#MeToo

Ingrijpend, alles wat er rond #MeToo los komt. Over één punt denk ik steeds na: hoe reageer ik, hoe reageer je als omstanders? Ik deel een paar dingen.

Teveel

Ik merk dat zoveel leed een soort afweer met zich meebrengt. Wat 'teveel' is, maakt dat je je afsluit. Zo kun je na verloop van tijd 'gewoon kijken' naar tv, wanneer (live-)verslag gedaan wordt van oorlog elders op de wereld. Hoe gaan we in vredesnaam om met die reflex? Want stoppen met berichtgeving over zoiets als #MeToo is geen optie. Onrecht moet benoemd blijven worden. Anders spelen we daders in de kaart.
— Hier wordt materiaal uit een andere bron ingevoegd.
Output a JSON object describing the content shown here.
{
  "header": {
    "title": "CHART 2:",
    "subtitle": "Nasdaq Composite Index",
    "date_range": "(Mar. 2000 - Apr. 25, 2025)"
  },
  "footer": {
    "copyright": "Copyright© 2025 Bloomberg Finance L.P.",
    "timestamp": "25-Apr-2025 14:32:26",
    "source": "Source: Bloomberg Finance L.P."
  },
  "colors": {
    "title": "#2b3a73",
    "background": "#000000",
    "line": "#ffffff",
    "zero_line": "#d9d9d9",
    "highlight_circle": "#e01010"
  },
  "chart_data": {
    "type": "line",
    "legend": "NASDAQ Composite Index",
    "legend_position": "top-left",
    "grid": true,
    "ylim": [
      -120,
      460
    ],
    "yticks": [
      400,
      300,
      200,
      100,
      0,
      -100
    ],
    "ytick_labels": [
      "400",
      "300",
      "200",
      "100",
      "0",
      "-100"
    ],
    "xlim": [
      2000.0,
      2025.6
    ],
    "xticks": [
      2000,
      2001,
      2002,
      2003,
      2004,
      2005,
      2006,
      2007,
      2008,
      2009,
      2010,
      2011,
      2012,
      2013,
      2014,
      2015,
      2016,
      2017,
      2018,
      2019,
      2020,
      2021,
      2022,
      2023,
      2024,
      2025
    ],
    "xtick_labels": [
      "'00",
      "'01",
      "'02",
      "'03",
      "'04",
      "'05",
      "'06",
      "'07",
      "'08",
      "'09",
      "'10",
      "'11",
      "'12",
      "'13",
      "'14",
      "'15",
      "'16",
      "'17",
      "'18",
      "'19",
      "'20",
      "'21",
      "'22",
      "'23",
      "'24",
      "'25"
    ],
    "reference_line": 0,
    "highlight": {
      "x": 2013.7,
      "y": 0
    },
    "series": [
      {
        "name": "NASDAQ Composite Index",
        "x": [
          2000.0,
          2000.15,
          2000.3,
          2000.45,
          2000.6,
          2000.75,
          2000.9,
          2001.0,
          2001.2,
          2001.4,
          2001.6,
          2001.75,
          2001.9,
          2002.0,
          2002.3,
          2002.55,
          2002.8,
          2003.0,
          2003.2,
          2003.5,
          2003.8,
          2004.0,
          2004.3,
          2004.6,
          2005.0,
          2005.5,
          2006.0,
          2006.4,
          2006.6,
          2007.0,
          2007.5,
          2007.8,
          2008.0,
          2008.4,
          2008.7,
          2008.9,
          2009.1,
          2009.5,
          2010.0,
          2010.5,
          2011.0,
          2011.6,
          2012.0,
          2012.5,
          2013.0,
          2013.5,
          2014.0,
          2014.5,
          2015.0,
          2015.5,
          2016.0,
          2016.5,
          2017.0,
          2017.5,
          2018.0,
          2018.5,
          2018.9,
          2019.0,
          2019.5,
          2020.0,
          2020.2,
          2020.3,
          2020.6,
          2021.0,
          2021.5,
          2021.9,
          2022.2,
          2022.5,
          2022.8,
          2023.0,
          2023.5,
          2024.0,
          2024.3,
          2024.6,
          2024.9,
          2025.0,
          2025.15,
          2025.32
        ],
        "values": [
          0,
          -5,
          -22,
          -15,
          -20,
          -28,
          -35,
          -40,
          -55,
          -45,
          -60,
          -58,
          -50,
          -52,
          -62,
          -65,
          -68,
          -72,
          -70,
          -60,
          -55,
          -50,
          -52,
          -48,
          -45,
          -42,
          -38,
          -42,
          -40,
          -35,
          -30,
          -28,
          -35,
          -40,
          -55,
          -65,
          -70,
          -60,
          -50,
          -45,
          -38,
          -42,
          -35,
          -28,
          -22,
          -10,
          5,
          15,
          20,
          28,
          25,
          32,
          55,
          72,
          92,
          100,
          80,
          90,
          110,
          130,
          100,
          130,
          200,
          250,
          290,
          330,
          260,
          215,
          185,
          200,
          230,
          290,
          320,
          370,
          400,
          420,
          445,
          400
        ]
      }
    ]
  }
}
Geloof wat je niet wilt geloven

De liefde gelooft alles, staat ergens in de bijbel. Het is een woord dat heelt. Mensen vertellen geregeld hun verhaal, maar worden schouderophalend voorbij gelopen. Eenzelfde reflex als hierboven beschreven, treedt soms op bij het horen van de verhalen. 'Maar ik ken hem/haar anders… Wat droeg je dan?' Maar de liefde keert het om: die gelooft alles. Geen dader kan wijzen naar een ander ter verontschuldiging. Ik wil mijn uiterste best doen om de liefde die alles gelooft, me eigen te maken.

Daders

Hoe gaan we om met daders? Ik merk bij mijzelf als eerste walging en daarna boosheid. Dat leidt tot isolement van de dader, denk ik. Hoe zou een dader komen tot inkeer en verandering? Met die vraag ligt de bal om te werken aan herstel tenminste ook bij de samenleving die wil dat dit onrecht verdwijnt. Je kunt een dader opsluiten en dat is terecht. Maar zou je willen dat dit kwaad wordt terug gedrongen, wat is dan nodig? Ik ken Jezus die ieders waarheid ziet en benoemt. En wie berouw heeft van zijn en haar fouten, krijgt vergeving. En de kans om echt te leren liefhebben. Zou dat een weg zijn voor omstanders, om daders zo tegemoet te treden?

Reflectie

Tenslotte werd ik in de afgelopen weken warm van sommige geluiden op televisie. Over mensen die met elkaar in gesprek raakten over hun eigen gedrag. 'Waarin zijn we naïef in onze omgang met vrouwen en mannen.' Kijken in de spiegel die je hoe dan ook wordt voorgehouden. Geweldig.